Humpday Roundup: Cory Monteith and Taylor Swift — Are They or Aren’t They?

For many, Humpday signifies the middle of the workweek, when we’re exactly halfway between the memories (and mistakes) we made last weekend and the ones we’ll make next. But here at Celebuzz, Humpday means that Colin Goldman, our resident Celebrity Hookup Enthusiast (who actually knows next to nothing about legit celebrity love news) sets his mind to wondering — Are They or Aren’t They?

Today’s edition of Humpday Roundup salutes CELEBRITY FAIL!  Those awkwardly staged, awkwardly posed, or just plain awkward celebrity pairings brought to us by public relations experts and, in one case, just a couple too many Long Island Iced Teas.

Mystery Girl Bieber

He, the mussy-haired miniature Romeo in black jeans.  She, the…hmm, nobody seems to know who she is.  But Justin Bieber himself, the prized poodle of preteen pop was spotted heading to a Boston Market (ooh, romantic) with this unnamed Mystery Girl and rumors have been flying ever since.  Obviously, there’s a good explanation to this paparazzi’d pair sashaying down the streets of New York City.  And, just as obviously, who cares about good explanations when innuendo is so cheaply available.  I think we may be looking at the girl who steals Baby Biebers most precious git of all — his Justinity.  Just saying, it could happen.  I can draw you pictures if you like.  Remember, it’s always the innocent ones with the “gosh, golly, gee” smiles who you’ve got to look out for.  Player.

Verdict:  These two are not doing it.  But, a PG-13 movie is not out of the question.


Lindsay Balance

99 bottles of beer on the wall.  99 bottles of beer.  Lindsay takes one down, falls to the ground.  98 bottles of beer on the wall.

The Lindsay Lohan drunken stumble is like the icing on the alcoholic cake.  It’s like Miley Cyrus missing notes.  It’s a nightly standard.  Still, when Lindsay starts face-planting into the shrubbery outside her favorite cocktail establishments, it’s worth examining her…love life!  At one time, Lindsay and Balance were an inseparable pair.  Teen-Lindsay could glug-glug-glug the Grey Goose and practically strut a 3am tight rope high wire through paparazzi and angry club owners waiving unpaid bar bills.  However, since SamRo started snatching cookies from Lindsay’s cookie jar, it’s as if Lindsay told Balance to take a hike.  Lindsay’s been stumbling, bumbling, and fumbling her way along sidewalks ever since.  

Verdict:  It’s over between Lindsay and Balance.  The once lightly paired couple are, now, inexorably separated.  Bloody noses should ensue shortly.

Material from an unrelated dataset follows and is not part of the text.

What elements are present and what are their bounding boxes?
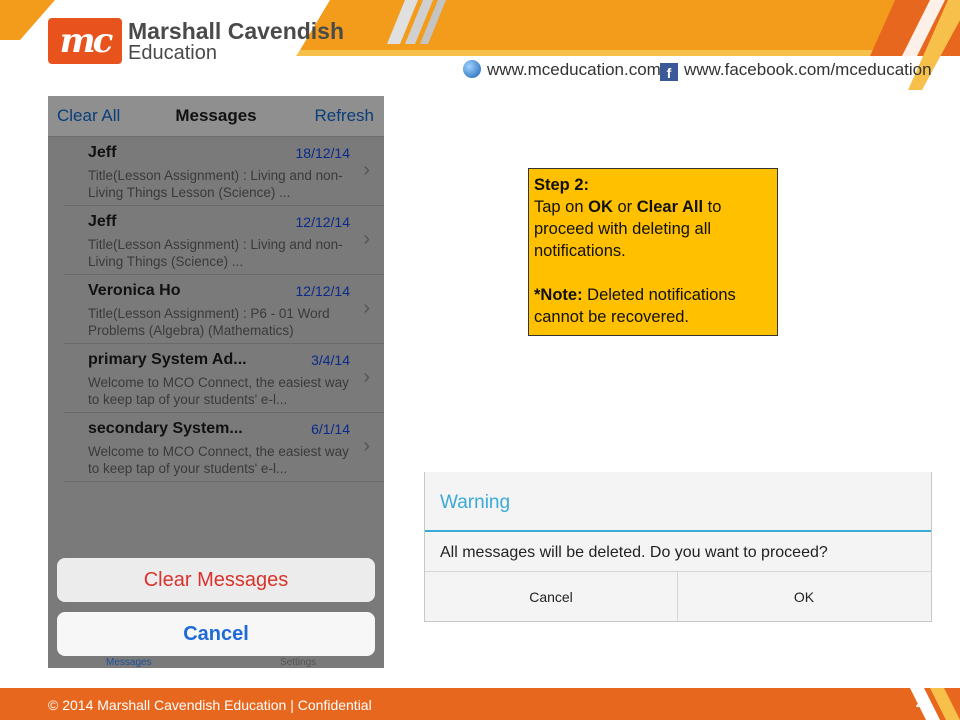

These two schnooklepusses have been on Humpday Roundup before.  Back around the time of the last rumored coupling, I told you they weren’t doing it, but nobody believed me.  If there’s one thing Taylor Swift is good at — no, not singing — it’s arranging her public relation chips like a chess master, perfectly played to build the icon that is T.Swift.  And Cory Monteith, sweet kid, but the Fox machine is gearing up for the second potentially even bigger season of Glee and they want the pub.  So, now the two are bowling in a regular old bowling alley, on a date, and, whoa, who called the photographers?  When I started Humpday Roundup, I made a commitment to readers to remain honest, also, yes, crass and clueless.  Don’t fall for these tricks of the trade.  Taylor Swift and Cory Monteith are not really dating.  They’re not really macking.  And they’re definitely not doing it.

Verdict:  Shame on your public relations people for unnecessarily making Cory Monteith mad crushing fanatics like Traci cry their eyes out. 


Mutual Likes:  Tatts, Swinging, and The Third Reich.

Like a match made in Heaven, or Hell, or that place in between that just has to be chock full of dolts like Michelle “Bombshell” McGee and garage-meister, Jesse James waiting their turn for the downstairs escalator.  Sure, everybody has their own definition of love, but one that you may wish to borrow is that if the monied married dude you’re spelunking won’t shell out the cash for the strip club you’ve dreamed of owning since you final year in school, a.k.a., the second grade, alert the presses as to your unholy, White Power-induced lewd couplings and rake him through the coals.  Who says romance is dead?

Verdict:  Yeah, they were, probably not any more, but probably will again, once he buys that darn strip club.  Jesse!